October 28, 2022

How Snowplow Breaks Down Data Barriers

Alex Woodie

(DestroLove/Shutterstock)

If you have suspicions about your data, you’re not alone. The AI and data analytics dreams of many a company have been broken by poor data management and defective ETL pipelines. But by enforcing data schema at the point of creation and providing a single data model for all downstream AI and BI use cases, a company called Snowplow Analytics is making headway against the avalanche of questionable data.

In a perfect world, all our business data would be trustworthy and perfectly reflect the actual state of reality, in the past, present, and the future. There would be no questions about where the data came from, the values would never drift unexpectedly, schemas would never change (because we had it perfect the first time), we would all use the same grammar to query the data, and all the derived analytics and ML products that came from that data would give 100% correct answers every time.

Of course, we live in a decidedly imperfect world. Instead of trusting the data, we view it with suspicion. We constantly question the source of data, and we wonder why the values fluctuate unexpectedly. Schema changes are major life events for data engineers, and the CEO doesn’t trust her dashboards. We haven’t made progress with AI because the data is such a mess.

This is the main driver behind Snowplow Analytics. Founded in London nearly 10 years ago by Alexander Dean and Yali Sassoon, Snowplow developed an open source event-level data collection technology called Iglu that helps to ensure that only well-structured and trustworthy data makes it into a company’s internal system.

Snowplow’s Iglu schema registry enforces data quality before it hits customer data pipelines and storage

Snowplow looks at the problem from the standpoint of data creation. Instead of just accepting the default schema offered by vendors like Salesforce or Marketo–or any number of other applications that it can hook into via SDKs–Snowplow functions as an abstraction layer that converts the data provided by those vendors into a format that adheres to the semantics chosen by the customer

“Rather than trying to take data sources and work some magic to make them somewhat representative of your business, we go the other way, and say, hey, represent your business and we’ll create the data for that, and then we’ll take the third-party data and merge to it,” says Nick King, Snowplow’s president and chief marketing and product officer.
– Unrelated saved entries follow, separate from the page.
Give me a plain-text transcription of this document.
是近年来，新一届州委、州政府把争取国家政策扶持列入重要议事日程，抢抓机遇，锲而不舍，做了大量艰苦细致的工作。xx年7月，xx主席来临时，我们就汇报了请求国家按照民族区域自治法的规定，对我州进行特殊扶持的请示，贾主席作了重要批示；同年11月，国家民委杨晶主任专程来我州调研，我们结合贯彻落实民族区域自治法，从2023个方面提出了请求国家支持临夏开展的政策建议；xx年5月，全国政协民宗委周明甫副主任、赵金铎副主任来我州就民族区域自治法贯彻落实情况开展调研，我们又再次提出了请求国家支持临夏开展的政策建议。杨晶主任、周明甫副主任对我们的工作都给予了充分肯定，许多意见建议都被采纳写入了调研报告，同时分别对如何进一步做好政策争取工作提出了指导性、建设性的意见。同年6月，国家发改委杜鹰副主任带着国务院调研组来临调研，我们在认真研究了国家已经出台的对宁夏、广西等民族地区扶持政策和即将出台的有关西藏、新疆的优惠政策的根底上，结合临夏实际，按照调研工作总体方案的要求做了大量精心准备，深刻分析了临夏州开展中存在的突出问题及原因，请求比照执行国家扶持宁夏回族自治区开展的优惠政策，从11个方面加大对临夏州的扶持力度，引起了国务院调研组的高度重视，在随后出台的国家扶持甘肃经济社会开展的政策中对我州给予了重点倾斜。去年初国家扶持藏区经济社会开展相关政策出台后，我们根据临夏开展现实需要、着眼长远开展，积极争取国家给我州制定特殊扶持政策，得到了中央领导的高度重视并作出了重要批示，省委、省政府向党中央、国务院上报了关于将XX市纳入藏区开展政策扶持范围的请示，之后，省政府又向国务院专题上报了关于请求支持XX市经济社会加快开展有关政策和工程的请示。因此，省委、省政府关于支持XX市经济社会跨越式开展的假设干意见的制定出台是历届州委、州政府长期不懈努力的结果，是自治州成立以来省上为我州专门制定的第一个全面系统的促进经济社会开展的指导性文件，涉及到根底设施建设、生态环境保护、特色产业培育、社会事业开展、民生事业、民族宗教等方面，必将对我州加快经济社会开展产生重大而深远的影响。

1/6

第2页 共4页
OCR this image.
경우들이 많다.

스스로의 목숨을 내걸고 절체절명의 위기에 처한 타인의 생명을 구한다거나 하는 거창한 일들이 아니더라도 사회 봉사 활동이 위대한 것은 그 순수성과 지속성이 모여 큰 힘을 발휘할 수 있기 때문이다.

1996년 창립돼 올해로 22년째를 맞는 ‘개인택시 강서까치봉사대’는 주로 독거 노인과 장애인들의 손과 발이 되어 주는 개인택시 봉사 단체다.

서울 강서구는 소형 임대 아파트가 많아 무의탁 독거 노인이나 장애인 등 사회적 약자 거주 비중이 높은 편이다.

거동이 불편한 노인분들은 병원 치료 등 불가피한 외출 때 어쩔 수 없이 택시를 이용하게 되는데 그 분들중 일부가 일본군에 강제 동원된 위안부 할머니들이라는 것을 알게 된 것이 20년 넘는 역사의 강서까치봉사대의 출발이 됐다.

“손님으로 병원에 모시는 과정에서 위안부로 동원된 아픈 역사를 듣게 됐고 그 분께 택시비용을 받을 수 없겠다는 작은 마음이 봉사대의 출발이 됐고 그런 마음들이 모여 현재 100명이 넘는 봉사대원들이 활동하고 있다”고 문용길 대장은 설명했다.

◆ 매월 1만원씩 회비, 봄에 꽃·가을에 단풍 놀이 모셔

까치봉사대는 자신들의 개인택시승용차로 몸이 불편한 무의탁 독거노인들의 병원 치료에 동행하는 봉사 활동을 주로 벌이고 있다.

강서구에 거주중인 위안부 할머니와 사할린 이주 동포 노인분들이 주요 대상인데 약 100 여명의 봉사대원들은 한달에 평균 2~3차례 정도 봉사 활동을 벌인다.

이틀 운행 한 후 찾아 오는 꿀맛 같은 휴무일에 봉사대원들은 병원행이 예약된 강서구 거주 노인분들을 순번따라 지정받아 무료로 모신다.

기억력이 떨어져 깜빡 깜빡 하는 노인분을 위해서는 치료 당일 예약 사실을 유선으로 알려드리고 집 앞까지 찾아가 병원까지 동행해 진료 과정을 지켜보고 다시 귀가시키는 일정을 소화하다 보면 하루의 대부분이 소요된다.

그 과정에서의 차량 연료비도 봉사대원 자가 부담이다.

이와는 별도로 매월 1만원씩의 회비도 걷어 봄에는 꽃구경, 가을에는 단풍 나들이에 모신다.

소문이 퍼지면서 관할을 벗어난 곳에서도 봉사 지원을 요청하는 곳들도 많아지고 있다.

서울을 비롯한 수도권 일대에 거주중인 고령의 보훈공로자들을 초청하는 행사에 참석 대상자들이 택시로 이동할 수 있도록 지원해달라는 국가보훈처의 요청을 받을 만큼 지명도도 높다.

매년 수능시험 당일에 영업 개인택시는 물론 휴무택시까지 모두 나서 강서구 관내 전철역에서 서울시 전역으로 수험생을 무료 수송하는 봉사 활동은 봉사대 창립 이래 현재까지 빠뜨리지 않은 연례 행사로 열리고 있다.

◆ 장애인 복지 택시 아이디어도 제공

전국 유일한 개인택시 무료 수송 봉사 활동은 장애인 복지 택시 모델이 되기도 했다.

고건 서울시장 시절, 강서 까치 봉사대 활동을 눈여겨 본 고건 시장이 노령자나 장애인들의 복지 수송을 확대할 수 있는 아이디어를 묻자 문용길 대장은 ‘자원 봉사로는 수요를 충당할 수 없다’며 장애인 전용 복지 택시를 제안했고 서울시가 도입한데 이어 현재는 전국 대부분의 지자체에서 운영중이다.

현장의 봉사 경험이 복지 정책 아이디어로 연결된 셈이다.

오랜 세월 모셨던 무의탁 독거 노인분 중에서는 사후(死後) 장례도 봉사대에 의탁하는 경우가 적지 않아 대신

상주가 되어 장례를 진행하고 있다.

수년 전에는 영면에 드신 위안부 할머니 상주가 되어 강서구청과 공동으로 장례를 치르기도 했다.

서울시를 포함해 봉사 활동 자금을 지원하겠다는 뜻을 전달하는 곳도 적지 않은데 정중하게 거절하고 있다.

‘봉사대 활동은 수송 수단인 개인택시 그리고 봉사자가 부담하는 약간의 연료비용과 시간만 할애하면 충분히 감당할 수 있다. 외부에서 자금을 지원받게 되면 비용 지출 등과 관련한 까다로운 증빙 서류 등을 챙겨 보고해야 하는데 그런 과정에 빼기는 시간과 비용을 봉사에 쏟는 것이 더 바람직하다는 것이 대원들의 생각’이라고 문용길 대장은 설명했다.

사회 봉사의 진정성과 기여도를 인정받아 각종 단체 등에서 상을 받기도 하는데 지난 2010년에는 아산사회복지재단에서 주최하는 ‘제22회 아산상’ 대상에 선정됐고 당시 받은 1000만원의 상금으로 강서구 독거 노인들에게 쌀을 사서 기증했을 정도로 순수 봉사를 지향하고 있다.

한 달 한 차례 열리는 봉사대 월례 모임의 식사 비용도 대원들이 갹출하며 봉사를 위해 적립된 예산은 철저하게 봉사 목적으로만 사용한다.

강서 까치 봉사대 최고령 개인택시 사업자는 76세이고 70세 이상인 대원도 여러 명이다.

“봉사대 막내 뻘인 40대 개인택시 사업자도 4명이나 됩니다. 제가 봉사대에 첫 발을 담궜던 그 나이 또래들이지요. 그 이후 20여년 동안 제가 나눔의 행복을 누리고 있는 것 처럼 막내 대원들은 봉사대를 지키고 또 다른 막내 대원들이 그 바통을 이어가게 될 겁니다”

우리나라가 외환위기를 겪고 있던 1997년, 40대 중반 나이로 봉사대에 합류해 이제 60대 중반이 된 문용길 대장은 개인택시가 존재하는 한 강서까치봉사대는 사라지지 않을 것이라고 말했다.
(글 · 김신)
“The reason that’s so powerful is there’s just so much noise in third-party data,” he continues. “Everyone has a different schema. There’s so much maintenance…in those pipelines, so you end up with these really complicated, brittle pipelines, and a bunch of assumptions in the data. When you do it from a Snowplow perspective, you have complete data lineage. You can ensure and enforce policies at the edge, so you can ensure no biased data gets into your pipelines. You understand the data grammar.”

Companies get started with Iglu by defining their data schema, their data model, and their grammar. When an organization wants to load outside data through an ETL or ELT pipeline, that data must conform to Iglu’s schema registry before it can land in an atomic table residing in the company’s lake, warehouse, or lakehouse, King explains.

Snowplow acts as a source of data for AI and BI uses cases

“It’s a really very different way of looking at data management,” he says. “There’s just a really huge amount of waste and resource maintaining those data pipelines, whereas if you use Snowplow’s approach, we’ll define a data language that is for your organization. We’ll help create those events. We ensure schema consistency, so you don’t have to evolve the schema.”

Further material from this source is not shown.